The ‘GPs at the Deep End’ have the laudable aim of reducing health inequalities. Watt hypothesises there is an inequitable distribution of GPs in deprived areas.1 He suggests that deprived areas require more GPs than affluent areas because the high disease prevalence in deprived areas leads to greater GP workload. We would like to challenge the assumption that deprivation is the main influence on GP workload. We believe at least four other factors influence this and that the four factors have complex interactions.
First, in the same issue of the BJGP, Salisbury et al found that age is associated with disease prevalence and also with consultation rates with GPs in England.2 Therefore, GPs working in affluent areas may have an equally high workload as those in deprived areas if they have a large proportion of older patients. In Monifieth, Scotland, we not only have a large proportion of older patients but also a large proportion of patients living in care homes. The care homes we look after include a home for those with high care needs, such as survivors of head injuries. In the past these very sick patients would have been looked after in secondary care. Today, they require us to make more house visits than the average.
Second, people in affluent areas are likely to have higher social mobility. This results in families being more geographically widespread and less able to help one another. This may lead to increased dependence on health professionals such as GPs.
Third, distance from the GP and poor transport links may increase the number of house visits required of GPs in leafy affluent areas compared to their colleagues in more tightly-knit urban deprived areas. Additionally, in rural or semi-rural areas it can take well over an hour to do just one visit, and visits in a single day may be spread out over a large geographical area.
These factors may interact. For example, professional people often retire to northeast Fife to an idyllic rural location. They may have few friends and family in the area and rely on their car for transport. As they age they may become ill and require home visits due to lack of family support and poor transport links.
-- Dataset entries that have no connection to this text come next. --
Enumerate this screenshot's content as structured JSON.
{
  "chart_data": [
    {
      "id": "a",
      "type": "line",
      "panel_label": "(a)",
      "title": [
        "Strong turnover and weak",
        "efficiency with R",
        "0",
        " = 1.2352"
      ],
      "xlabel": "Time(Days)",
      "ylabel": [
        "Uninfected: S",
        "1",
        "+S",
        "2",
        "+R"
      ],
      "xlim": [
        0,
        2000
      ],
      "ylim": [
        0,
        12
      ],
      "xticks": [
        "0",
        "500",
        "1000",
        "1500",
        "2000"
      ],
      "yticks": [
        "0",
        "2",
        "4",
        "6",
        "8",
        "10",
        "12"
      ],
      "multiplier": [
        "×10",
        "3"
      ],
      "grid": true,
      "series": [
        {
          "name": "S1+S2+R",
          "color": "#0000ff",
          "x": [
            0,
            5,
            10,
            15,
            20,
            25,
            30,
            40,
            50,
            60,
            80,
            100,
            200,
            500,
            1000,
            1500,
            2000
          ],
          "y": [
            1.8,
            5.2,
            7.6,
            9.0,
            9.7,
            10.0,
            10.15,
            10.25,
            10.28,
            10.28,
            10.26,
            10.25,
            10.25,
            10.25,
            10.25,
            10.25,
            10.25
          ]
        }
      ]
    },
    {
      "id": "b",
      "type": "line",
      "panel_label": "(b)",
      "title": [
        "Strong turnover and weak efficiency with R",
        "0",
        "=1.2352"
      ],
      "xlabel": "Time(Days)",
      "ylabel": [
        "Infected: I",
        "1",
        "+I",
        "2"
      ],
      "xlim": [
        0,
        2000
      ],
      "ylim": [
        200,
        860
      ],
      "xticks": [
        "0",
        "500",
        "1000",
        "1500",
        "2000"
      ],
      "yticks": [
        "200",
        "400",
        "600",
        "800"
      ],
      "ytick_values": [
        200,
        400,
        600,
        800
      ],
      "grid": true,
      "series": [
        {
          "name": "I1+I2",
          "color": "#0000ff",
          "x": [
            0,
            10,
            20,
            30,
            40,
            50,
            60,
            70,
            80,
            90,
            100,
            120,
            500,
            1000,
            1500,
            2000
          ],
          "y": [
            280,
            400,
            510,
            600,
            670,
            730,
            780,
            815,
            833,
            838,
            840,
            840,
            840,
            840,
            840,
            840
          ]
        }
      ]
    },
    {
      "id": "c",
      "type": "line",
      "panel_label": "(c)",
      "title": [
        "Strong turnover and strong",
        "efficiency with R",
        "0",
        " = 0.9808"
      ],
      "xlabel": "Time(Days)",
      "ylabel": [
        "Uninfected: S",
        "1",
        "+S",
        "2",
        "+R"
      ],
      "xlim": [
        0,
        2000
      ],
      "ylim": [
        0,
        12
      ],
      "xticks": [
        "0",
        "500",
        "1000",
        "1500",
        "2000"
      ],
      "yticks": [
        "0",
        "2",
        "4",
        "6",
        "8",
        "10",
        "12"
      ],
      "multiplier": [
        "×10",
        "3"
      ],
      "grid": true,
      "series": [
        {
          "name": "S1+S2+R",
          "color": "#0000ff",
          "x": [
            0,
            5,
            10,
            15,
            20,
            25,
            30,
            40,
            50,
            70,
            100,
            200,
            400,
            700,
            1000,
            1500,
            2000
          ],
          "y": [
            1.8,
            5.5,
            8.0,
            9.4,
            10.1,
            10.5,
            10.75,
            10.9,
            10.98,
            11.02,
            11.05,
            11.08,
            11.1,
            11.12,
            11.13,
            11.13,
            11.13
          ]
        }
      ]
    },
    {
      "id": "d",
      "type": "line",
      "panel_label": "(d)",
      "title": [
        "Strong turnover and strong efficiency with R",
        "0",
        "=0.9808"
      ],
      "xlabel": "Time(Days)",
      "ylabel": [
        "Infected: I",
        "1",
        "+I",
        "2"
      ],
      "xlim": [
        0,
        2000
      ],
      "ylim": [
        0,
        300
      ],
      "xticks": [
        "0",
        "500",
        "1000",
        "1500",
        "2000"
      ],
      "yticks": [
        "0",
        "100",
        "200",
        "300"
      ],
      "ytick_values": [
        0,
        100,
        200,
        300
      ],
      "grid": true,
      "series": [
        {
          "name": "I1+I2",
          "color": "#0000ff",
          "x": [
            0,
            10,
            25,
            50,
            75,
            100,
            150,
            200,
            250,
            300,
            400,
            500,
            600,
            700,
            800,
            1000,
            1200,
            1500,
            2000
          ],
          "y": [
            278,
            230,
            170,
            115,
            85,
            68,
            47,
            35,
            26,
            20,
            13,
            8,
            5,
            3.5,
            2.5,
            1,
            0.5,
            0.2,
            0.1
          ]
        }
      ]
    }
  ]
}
Finally, GPs are widely acknowledged to have an important ‘gatekeeper’ role. We suggest that educated, professional patients are more likely to be informed about their health and about potential treatments for illness. Retired professionals or affluent groups have often also been used to having private health care attached to their work that they can no longer afford because premiums rise with age. They expect the same service now that they have more need of health care, from the NHS. This may lead to a higher rate of requests for referral to secondary care. It can take a lot of time, patience, and repeated visits to try to educate this group to have more realistic expectations of the service and to keep patients away from unnecessary and expensive secondary care.
In conclusion, we believe that population age, the availability of family support, rurality, and patient expectations may have as much, if not more, of an influence on GP workload as population deprivation. Furthermore, any reduction in GP funding may lead to an inadequate gatekeeper role and increased use of expensive secondary care. We're all GPs and we're all in at the deep end paddling hard to keep afloat.